Resource Library

Generative Renewal


Resource from Insights Newsletter
Resource Library

Generative Renewal

Winter frost on a garden thistle close up

What can a seemingly dormant season provide?

The leaves have fallen. The days are short. In Indiana this week, the sun doesn’t appear until nearly 8 am, and it’s gone again too soon, with sunset a mere nine hours later, just after 5 pm. Although winter hasn’t properly begun, I find myself thinking about the refrain of the English poet Christina Rossetti: we are in the bleak midwinter, snow on snow. Yet, Rossetti wants us to believe this cold desolation is hardly barren. As the Christmas carol notes, the bleak midwinter is the setting for a pivotal moment of the Christian story; and the poet invites her readers to consider the gifts they have received and what they might be able to offer.

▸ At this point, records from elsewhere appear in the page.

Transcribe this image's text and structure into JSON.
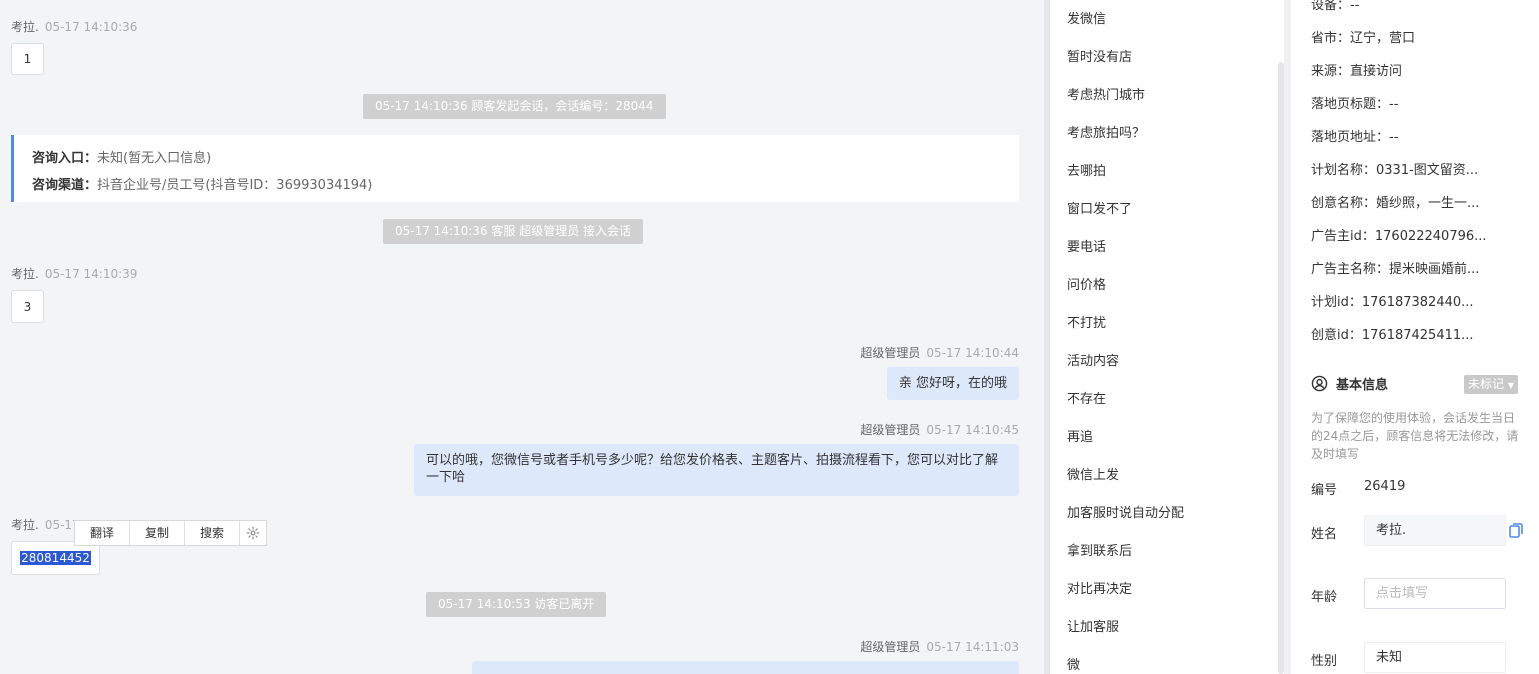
{
  "chat": {
    "messages": [
      {
        "sender": "考拉.",
        "time": "05-17 14:10:36",
        "text": "1"
      },
      {
        "system": "05-17 14:10:36 顾客发起会话，会话编号：28044"
      },
      {
        "entry_label": "咨询入口：",
        "entry_value": "未知(暂无入口信息)",
        "channel_label": "咨询渠道：",
        "channel_value": "抖音企业号/员工号(抖音号ID：36993034194)"
      },
      {
        "system": "05-17 14:10:36 客服 超级管理员 接入会话"
      },
      {
        "sender": "考拉.",
        "time": "05-17 14:10:39",
        "text": "3"
      },
      {
        "sender": "超级管理员",
        "time": "05-17 14:10:44",
        "text": "亲 您好呀，在的哦"
      },
      {
        "sender": "超级管理员",
        "time": "05-17 14:10:45",
        "text": "可以的哦，您微信号或者手机号多少呢？给您发价格表、主题客片、拍摄流程看下，您可以对比了解一下哈"
      },
      {
        "sender": "考拉.",
        "time_partial": "05-17",
        "text": "280814452"
      },
      {
        "system": "05-17 14:10:53 访客已离开"
      },
      {
        "sender": "超级管理员",
        "time": "05-17 14:11:03"
      }
    ],
    "context_menu": [
      "翻译",
      "复制",
      "搜索"
    ]
  },
  "quick_replies": [
    "发微信",
    "暂时没有店",
    "考虑热门城市",
    "考虑旅拍吗？",
    "去哪拍",
    "窗口发不了",
    "要电话",
    "问价格",
    "不打扰",
    "活动内容",
    "不存在",
    "再追",
    "微信上发",
    "加客服时说自动分配",
    "拿到联系后",
    "对比再决定",
    "让加客服",
    "微"
  ],
  "info": {
    "device_partial": "设备：--",
    "rows": [
      {
        "label": "省市：",
        "value": "辽宁，营口"
      },
      {
        "label": "来源：",
        "value": "直接访问"
      },
      {
        "label": "落地页标题：",
        "value": "--"
      },
      {
        "label": "落地页地址：",
        "value": "--"
      },
      {
        "label": "计划名称：",
        "value": "0331-图文留资..."
      },
      {
        "label": "创意名称：",
        "value": "婚纱照，一生一..."
      },
      {
        "label": "广告主id：",
        "value": "176022240796..."
      },
      {
        "label": "广告主名称：",
        "value": "提米映画婚前..."
      },
      {
        "label": "计划id：",
        "value": "176187382440..."
      },
      {
        "label": "创意id：",
        "value": "176187425411..."
      }
    ],
    "basic_title": "基本信息",
    "mark_badge": "未标记",
    "notice": "为了保障您的使用体验，会话发生当日的24点之后，顾客信息将无法修改，请及时填写",
    "id_label": "编号",
    "id_value": "26419",
    "name_label": "姓名",
    "name_value": "考拉.",
    "age_label": "年龄",
    "age_placeholder": "点击填写",
    "gender_label": "性别",
    "gender_value": "未知"
  },
  "colors": {
    "accent": "#4e8af2",
    "bubble_agent": "#dde9fb",
    "system_bg": "#d0d0d0",
    "selection": "#2a58d6"
  }
}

As a new parent, I’ve given a lot of consideration to the miraculous gift of rest this year. While my baby seems to grow overnight, with sleep clearly supporting his development, I am bleary-eyed and my mind is slow-moving, from interrupted sleep, and too little of it. Science tells us that sleep is vital beyond simple refreshment of the body. Sleep enhances the plasticity of our brains, allowing integration of all kinds of information. Without enough sleep, we are unable to process what we’ve learned or retain it. Forgoing sleep comes with a high cost… it negatively affects our mood, metabolism, and immunity. I’m optimistic that my daily deprivation will be short-lived, and eventually this baby will grow enough that he, and I, will sleep through the night.

A time of integration

When leaders, as individuals, make time for rest, they are able to integrate all that they’ve learned. This rest includes actual sleep, but also extends to include a variety of other forms of slowing down. Rest cannot have this positive impact if it is an occasional activity, but it must be part of the regular rhythms of life and leadership. There is a reason for daily rest, weekly sabbath, and yes, seasonal renewal. I have carried with me a lesson shared by the wise psychologist and teacher Chanequa Walker-Barnes. In writing about her own difficulty with sabbath rest, she offers the encouragement that rest is sufficient unto itself, not simply as refueling for continued labor. She describes her own effort to affirm “that deeply and faithfully loving and caring for myself is enough.” This concept of sufficiency, of enough, is especially valuable to those who think and teach and lead around generosity. Identifying what is enough, particularly when it is tied to identity as people of faith, can be a powerful antidote to the toxic expectation of scarcity in our society. Rest may just be the resource that allows leaders to see enough where previously they only experienced too little.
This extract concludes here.